Positive Behavior Interventions
Volume 1, Number 1, Winter 1999
TABLE OF CONTENTS AND ABSTRACTS
Glen Dunlap and Robert L. Koegel .
Message from Periodicals Director
Judith K. Voress
Comprehensive Multisituational Intervention for Problem Behavior in the Community: Long-term Maintenance and Social Validation
Edward G. Carr, Len Levin, Gene McConnachie, Jane I. Carlson, Duane C. Kemp, Christopher E. Smith, and Darlene Magito McLaughlin
Assessment and intervention approaches for dealing with problem behavior need to be extended so that they can be effectively and comprehensively applied within the community. To meet assessment needs, the authors developed a three-component strategy: description (interview followed by direct observation), categorization (aggregating multiple instances of problem behavior into thematic groups, each characterized by a specific function), and verification (manipulating situational parameters to test the accuracy of the assessment data). To meet intervention needs, the authors employed a five-component, assessment-based, hypothesis-driven strategy consisting of rapport building, functional -communication training, tolerance for delay of reinforcement, choice, and embedding.
Following intervention, improvements in participants' lifestyle, communication, and problem behavior were noted. The intervention was practical in that parents, teachers, job coaches, and group home staff were able to efficiently implement it without compromising high levels of task engagement. Long-term maintenance of intervention effects (ranging from 1.5 to 2.5 years in duration) was also observed. Finally, 100 group home staff judged the effects to be socially valid in that problem behavior was rated as less severe and less dangerous, and as requiring less restraint following intervention. In light of these results, the authors discuss how future community-based intervention will require additional changes in assessment practices and intervention strategies and a redef-ini-tion of successful outcomes to include lifestyle change and life-span perspectives.
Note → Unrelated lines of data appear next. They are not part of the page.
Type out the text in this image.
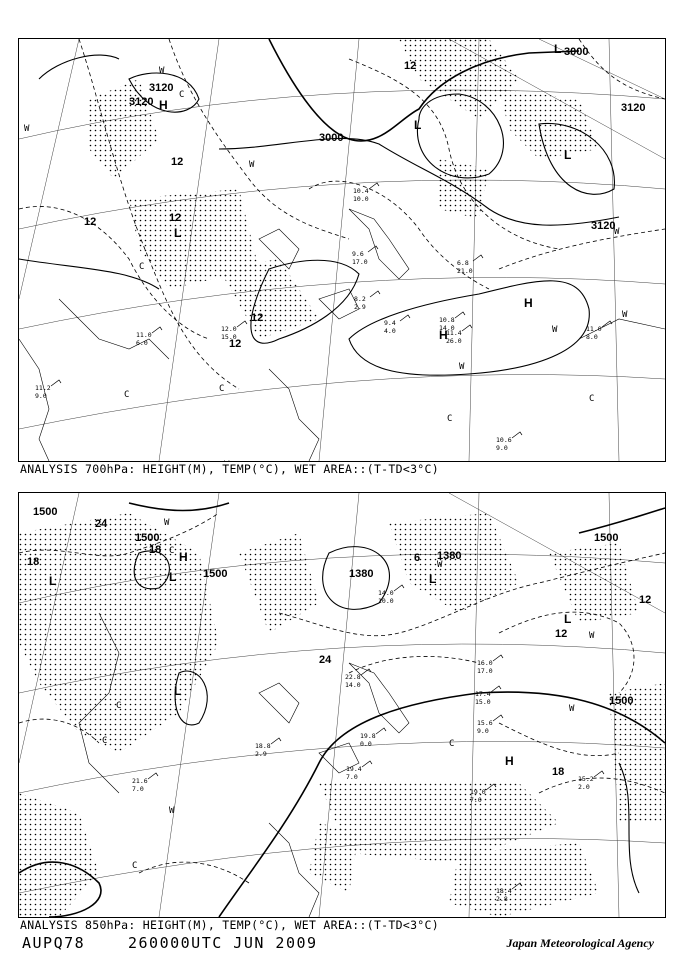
3000
3000
3120
3120
3120
3120
12
12
12
12
12
12
H
H
H
L
L
L
L
W
W
W
W
W
W
W
C
C
C
C
C
C
11.0
8.0
10.6
9.0
11.4
26.0
10.8
14.0
9.6
17.0
8.2
2.9
10.4
10.0
6.8
21.0
11.2
9.0
11.0
6.0
12.0
15.0
9.4
4.0
ANALYSIS 700hPa: HEIGHT(M), TEMP(°C), WET AREA::(T-TD<3°C)
1500
1500
1500
1500
1500
1380
1380
18
18
18
12
12
24
24
6
H
H
L	L	L
L
L
W
W
W
W
W
C
C
C
C
C
15.2
2.0
18.4
2.8
19.0
7.0
17.4
15.0
15.6
9.0
19.4
7.0
18.8
2.9
21.6
7.0
22.8
14.0
19.8
0.0
16.0
17.0
14.0
10.0
ANALYSIS 850hPa: HEIGHT(M), TEMP(°C), WET AREA::(T-TD<3°C)
AUPQ78	260000UTC JUN 2009	Japan Meteorological Agency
Support for Children with Developmental Disabilities in Full Inclusion Classrooms through Self Management Lynn Kern Koegel, Joshua K. Harrower, and Robert L. Koegel
The literature has suggested that without the implementation of support procedures, placements of children with severe disabilities in full-inclusion classrooms are often unsuccessful. This study assessed whether a support person who taught young elementary school students to use self-management procedures and then faded involvement with them would be effective in increasing these students' appropriate performance on schoolwork tasks and reducing disruptive behavior in full inclusion classrooms. The percentage of time the children engaged in appropriate performance of schoolwork tasks and disruptive behavior was recorded during in-class periods. Data were collected over a 9-month period in a multiple baseline design during the academic year. The results showed that implementation of self-management resulted in high levels of appropriate performance of schoolwork activities, negligible levels of disruptive behavior, and complete elimination of time spent in time-out. Following the intervention, both appropriate schoolwork performance and disruptive behavior exhibited by the children with severe disabilities were within the range of the typical children in the classroom.
Screening for Understanding: An Initial Line of Inquiry for School Based Settings. Sharon Lohrmann-O'Rourke, Tim Knoster, and Gregory Llewellyn
Education teams have the responsibility for implementing the critical components of functional behavioral assessment (FBA) into practice. For many people who are unfamiliar with the assessmentintervention design process, the comprehensiveness of FBA can appear overwhelming. Teams need a practical and time-efficient starting point to begin gathering initial information about problem situations. Screening for Understanding of Student Problem Behavior: An Initial Line of Inquiry is one example of an initial information-gathering format for beginning a comprehensive FBA. This article illustrates the use of the Initial Line of Inquiry within school-based settings when using a team planning process for students engaging in challenging behavior. A case illustration demonstrates the process that guides application of the Initial Line of Inquiry, along with key questions and guiding thoughts pertinent to the design of effective behavioral support plans for focus students.
The Perspectives of Five Stakeholder Groups on the Challenging Behavior of Individuals with Mental Retardation and/or Autism Michael B. Ruef, Ann P. Turnbull, H. R. Turnbull, and Denise Poston
Data from five focus groups, each representing a different stakeholder constituency interested in the challenging behavior of individuals with mental retardation and/or autism, were reported. Emergent themes across administrators and policy makers, families, friends, individuals with disabilities, and teachers and practitioners included current barriers faced; practical, positive solutions found; and preferences for helpful informational products concerning challenging behavior. Key recommendations focus on the implications of this information for research, training, and dissemination activities.